Studien wie «SAKK 16/18» sollen die Therapie weiterbringen

«Im Stadium drei des Lungenkrebses – wenn bereits Lymphknoten im Brustraum befallen sind – ist grundsätzlich immer noch eine Heilung möglich. Allerdings erleiden viele Betroffene einen Rückfall,» so Finazzi. Dies ist nun Anlass für eine Studie zusammen mit der Schweizerischen Arbeitsgemeinschaft für klinische Krebsforschung, SAKK. In der Studie werden Patient*innen mit einer Kombination von Chemo- und Immuntherapie vorbehandelt, anschliessend operiert und mit einer Immuntherapie während einem Jahr weiterbehandelt. Neu kommt zur Immuntherapie vor der Operation noch eine lokale Strahlentherapie hinzu. Diese Bestrahlung erfolgt sehr schonend, wodurch die übrigen Körperpartien möglichst ausgespart werden. «Damit sollen das Rückfallrisiko nochmals gesenkt und die Heilungschancen verbessert werden,» so Finazzi. Wenn in diesem Stadium nicht mehr operiert werden kann, dann erhalten Patienten eine Kombination aus Strahlentherapie und Chemotherapie, gefolgt von einer einjährigen Immuntherapie. Die Behandlung erfolgt in Anlehnung an die erfolgreiche, internationale PACIFIC-Studie, und auch hier ist das Ziel die Heilung.

 

Bestrahlung: Immer präziser, immer schonender

Im Vergleich zu früher hat sich die Strahlentherapie dank der modernen Geräte – sogenannten Linearbeschleunigern – stark gewandelt und in Bezug auf Nebenwirkungen verbessert. So kann heute präziser bestrahlt werden und die Strahlendosis fällt dadurch insgesamt geringer aus. In einer geringeren Anzahl von Sitzungen werden gezielt höhere Dosierungen eingesetzt, doch dank hoher Präzision sinkt am Ende die Strahlenbelastung des Körpers. Gleichzeitig wird das umgebende Gewebe geschont.

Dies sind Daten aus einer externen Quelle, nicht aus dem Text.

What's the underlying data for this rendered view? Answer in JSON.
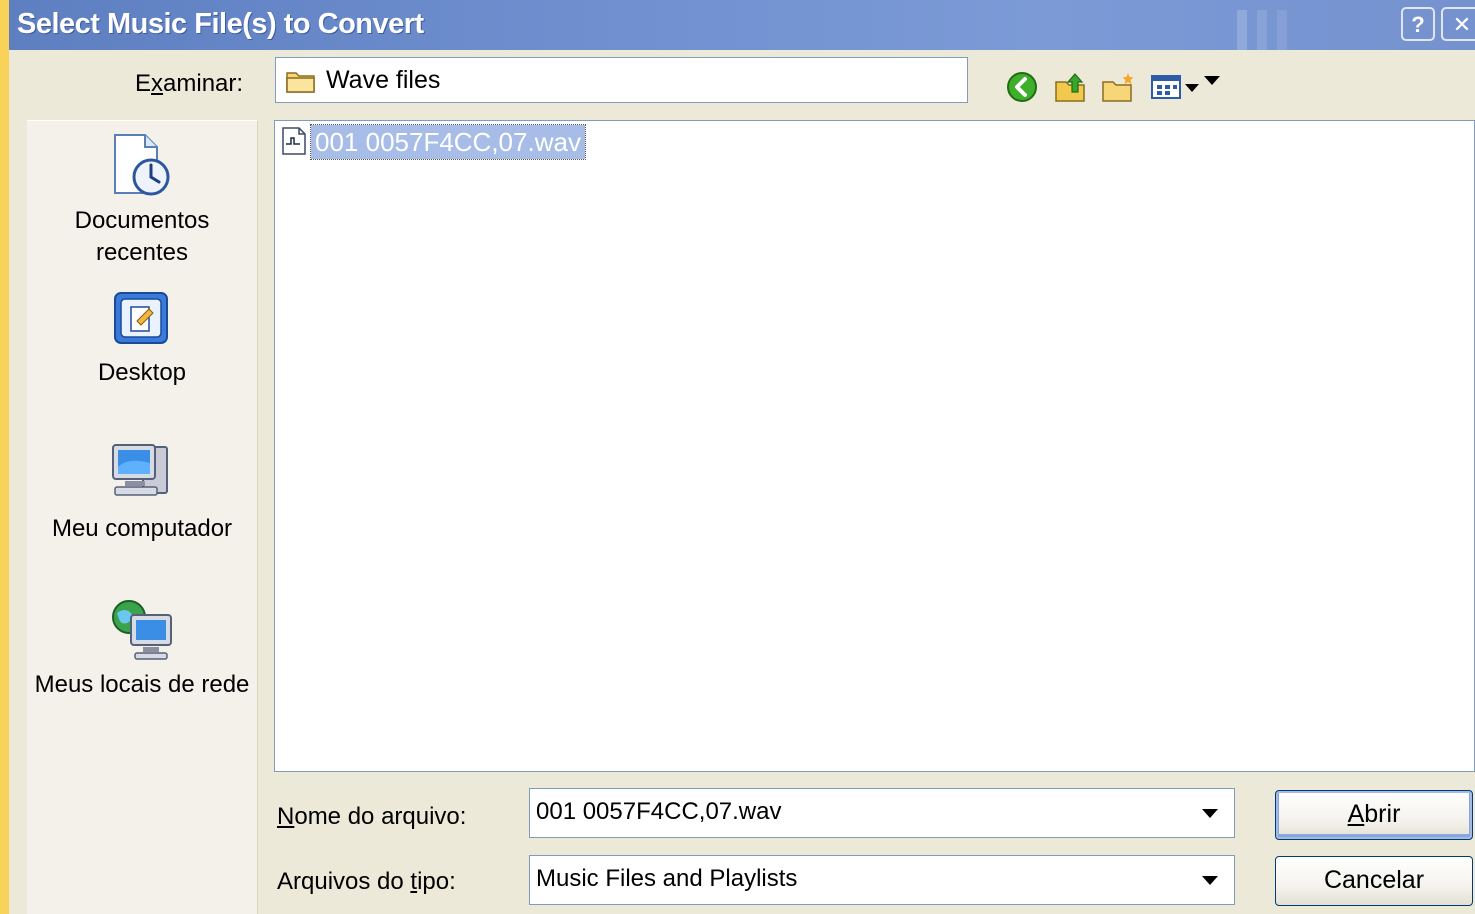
{
  "window": {
    "title": "Select Music File(s) to Convert"
  },
  "lookin": {
    "label_pre": "E",
    "label_u": "x",
    "label_post": "aminar:",
    "value": "Wave files"
  },
  "toolbar": {
    "icons": [
      "back-icon",
      "up-folder-icon",
      "new-folder-icon",
      "view-menu-icon"
    ]
  },
  "places": [
    {
      "label": "Documentos recentes",
      "icon": "recent-documents-icon"
    },
    {
      "label": "Desktop",
      "icon": "desktop-icon"
    },
    {
      "label": "Meu computador",
      "icon": "my-computer-icon"
    },
    {
      "label": "Meus locais de rede",
      "icon": "network-places-icon"
    }
  ],
  "files": [
    {
      "name": "001 0057F4CC,07.wav",
      "selected": true
    }
  ],
  "filename": {
    "label_u": "N",
    "label_rest": "ome do arquivo:",
    "value": "001 0057F4CC,07.wav"
  },
  "filetype": {
    "label_pre": "Arquivos do ",
    "label_u": "t",
    "label_post": "ipo:",
    "value": "Music Files and Playlists"
  },
  "buttons": {
    "open_u": "A",
    "open_rest": "brir",
    "cancel": "Cancelar"
  },
  "colors": {
    "title_bar": "#6f8fcf",
    "selection": "#a7bde8",
    "background": "#ece9d8"
  }
}
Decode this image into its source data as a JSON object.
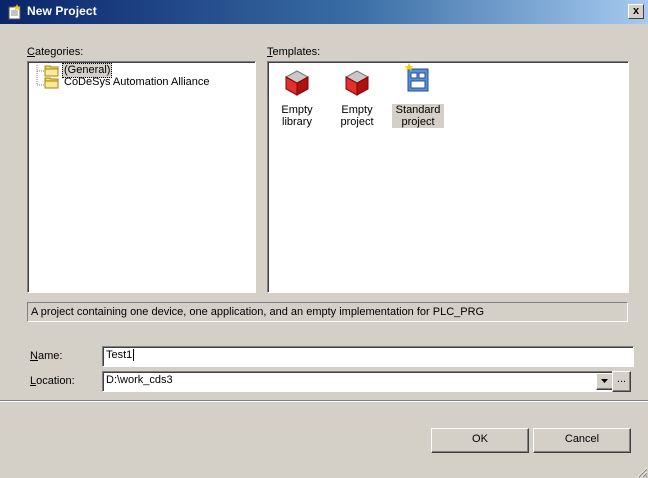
{
  "window": {
    "title": "New Project",
    "close_glyph": "x"
  },
  "categories": {
    "label_mnemonic": "C",
    "label_rest": "ategories:",
    "items": [
      {
        "label": "(General)",
        "selected": true
      },
      {
        "label": "CoDeSys Automation Alliance",
        "selected": false
      }
    ]
  },
  "templates": {
    "label_mnemonic": "T",
    "label_rest": "emplates:",
    "items": [
      {
        "line1": "Empty",
        "line2": "library",
        "icon": "red-cube-icon"
      },
      {
        "line1": "Empty",
        "line2": "project",
        "icon": "red-cube-icon"
      },
      {
        "line1": "Standard",
        "line2": "project",
        "icon": "standard-project-icon",
        "selected": true
      }
    ]
  },
  "description": "A project containing one device, one application, and an empty implementation for PLC_PRG",
  "name_field": {
    "label_mnemonic": "N",
    "label_rest": "ame:",
    "value": "Test1"
  },
  "location_field": {
    "label_mnemonic": "L",
    "label_rest": "ocation:",
    "value": "D:\\work_cds3",
    "browse_label": "..."
  },
  "buttons": {
    "ok": "OK",
    "cancel": "Cancel"
  },
  "colors": {
    "title_start": "#0a246a",
    "title_end": "#a6caf0",
    "dialog_bg": "#d4d0c8"
  }
}
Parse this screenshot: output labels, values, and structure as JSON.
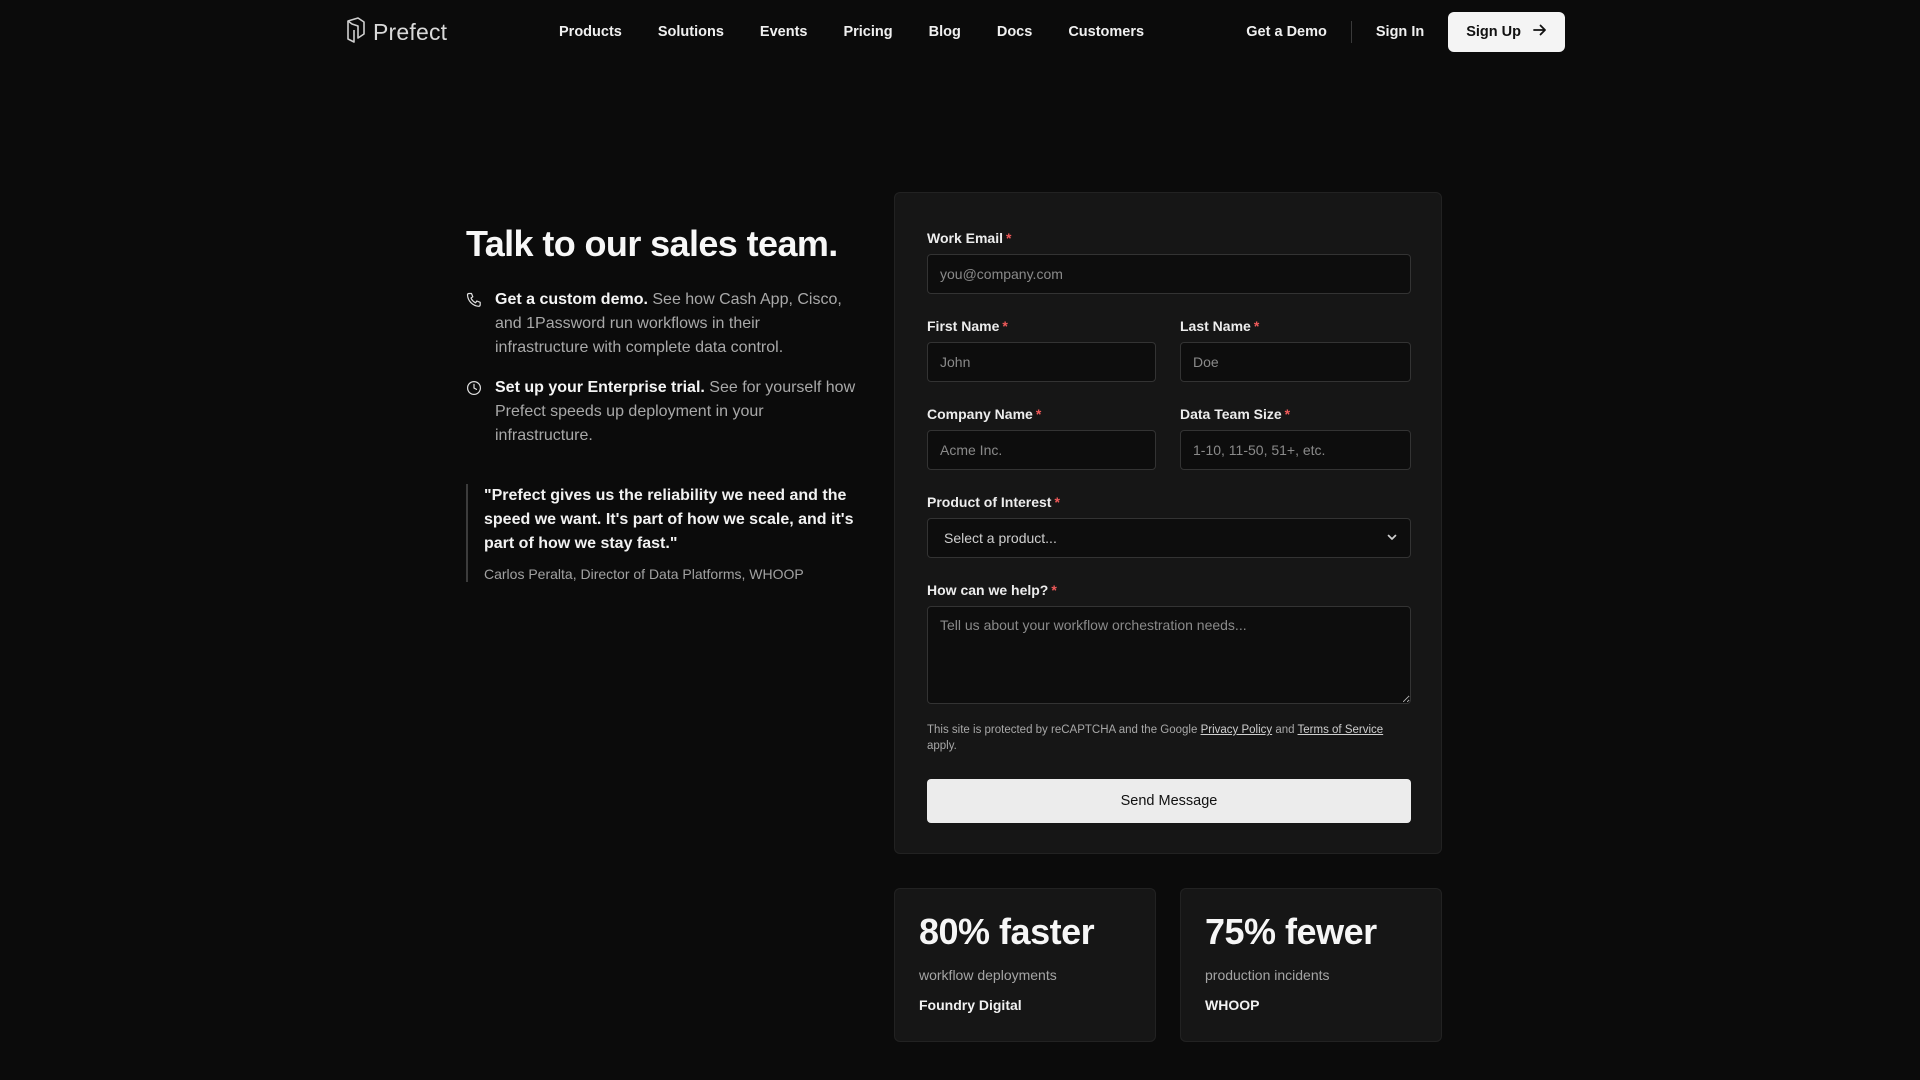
{
  "nav": {
    "logo_text": "Prefect",
    "links": [
      "Products",
      "Solutions",
      "Events",
      "Pricing",
      "Blog",
      "Docs",
      "Customers"
    ],
    "get_demo": "Get a Demo",
    "sign_in": "Sign In",
    "sign_up": "Sign Up"
  },
  "hero": {
    "headline": "Talk to our sales team.",
    "features": [
      {
        "icon": "phone-icon",
        "title": "Get a custom demo.",
        "text": " See how Cash App, Cisco, and 1Password run workflows in their infrastructure with complete data control."
      },
      {
        "icon": "clock-icon",
        "title": "Set up your Enterprise trial.",
        "text": " See for yourself how Prefect speeds up deployment in your infrastructure."
      }
    ],
    "quote": "\"Prefect gives us the reliability we need and the speed we want. It's part of how we scale, and it's part of how we stay fast.\"",
    "quote_author": "Carlos Peralta, Director of Data Platforms, WHOOP"
  },
  "form": {
    "required_mark": "*",
    "work_email": {
      "label": "Work Email",
      "placeholder": "you@company.com",
      "value": ""
    },
    "first_name": {
      "label": "First Name",
      "placeholder": "John",
      "value": ""
    },
    "last_name": {
      "label": "Last Name",
      "placeholder": "Doe",
      "value": ""
    },
    "company": {
      "label": "Company Name",
      "placeholder": "Acme Inc.",
      "value": ""
    },
    "team_size": {
      "label": "Data Team Size",
      "placeholder": "1-10, 11-50, 51+, etc.",
      "value": ""
    },
    "product": {
      "label": "Product of Interest",
      "selected": "Select a product..."
    },
    "help": {
      "label": "How can we help?",
      "placeholder": "Tell us about your workflow orchestration needs...",
      "value": ""
    },
    "legal": {
      "prefix": "This site is protected by reCAPTCHA and the Google ",
      "privacy": "Privacy Policy",
      "and": " and ",
      "terms": "Terms of Service",
      "suffix": " apply."
    },
    "submit": "Send Message"
  },
  "stats": [
    {
      "big": "80% faster",
      "desc": "workflow deployments",
      "source": "Foundry Digital"
    },
    {
      "big": "75% fewer",
      "desc": "production incidents",
      "source": "WHOOP"
    }
  ],
  "colors": {
    "background": "#0b0b0b",
    "card": "#161616",
    "required": "#f05a5a",
    "button": "#ececec"
  }
}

Im Vergleich zu früher hat sich die Strahlentherapie dank der modernen Geräte – sogenannten Linearbeschleunigern – stark gewandelt und in Bezug auf Nebenwirkungen verbessert. So kann heute präziser bestrahlt werden und die Strahlendosis fällt dadurch insgesamt geringer aus.

Dr. Finazzi

Krebstherapie: Eine umfangreiche Teamleistung

Ganz verschwinden die Nebenwirkungen nicht. Darum ist für Finazzi die Aufklärung, sowie die Betreuung durch ein multidisziplinäres Team, wichtig. Gemeint sind damit mehrere Fachpersonen aus verschiedenen Gebieten. Zusammen können sie Lungenkrebspatienten in allen Krankheitsstadien optimal betreuen. Es ist heute klar, dass die Patient*innen immer mitentscheiden.

 

Rückfälle: Bestrahlung kann weiteren Krankheitsverlauf verzögern

Bei der Immuntherapie können Rückfälle, beziehungsweise Ableger (Metastasen), auftreten. Hier ist es für Finazzi wichtig, dass eine gezielte Strahlentherapie der Ableger diskutiert wird. Dadurch soll die Krankheitsdynamik verändert werden. «Fitte Patient*innen mit wenigen Metastasen können aggressiver bestrahlt werden,» so Finazzi «mit dem Ziel, dass der Krebs langfristig unter Kontrolle bleibt.». Dies erlaubt auch, die Immuntherapie weiterzuführen, um vorerst auf eine Chemotherapie zu verzichten.

 

Unerlässlich: gute Kommunikation

«Wir sind froh, wenn uns die Patient*innen zur Therapie und den Nebenwirkungen Fragen stellen, denn dies stärkt das Vertrauen in die Behandlung und kann Vorurteile und Ängste abfangen», sagt Finazzi. Die Kommunikation ist ein grosses Bedürfnis für alle Beteiligten und das Informationsbedürfnis wird immer wieder auch an Besuchstagen bestätigt. «Es ist wichtig, dass die Patient*innen gut informiert sind und auch offen ihre Meinungen, Wünsche und Sorgen äussern,» so Finazzi.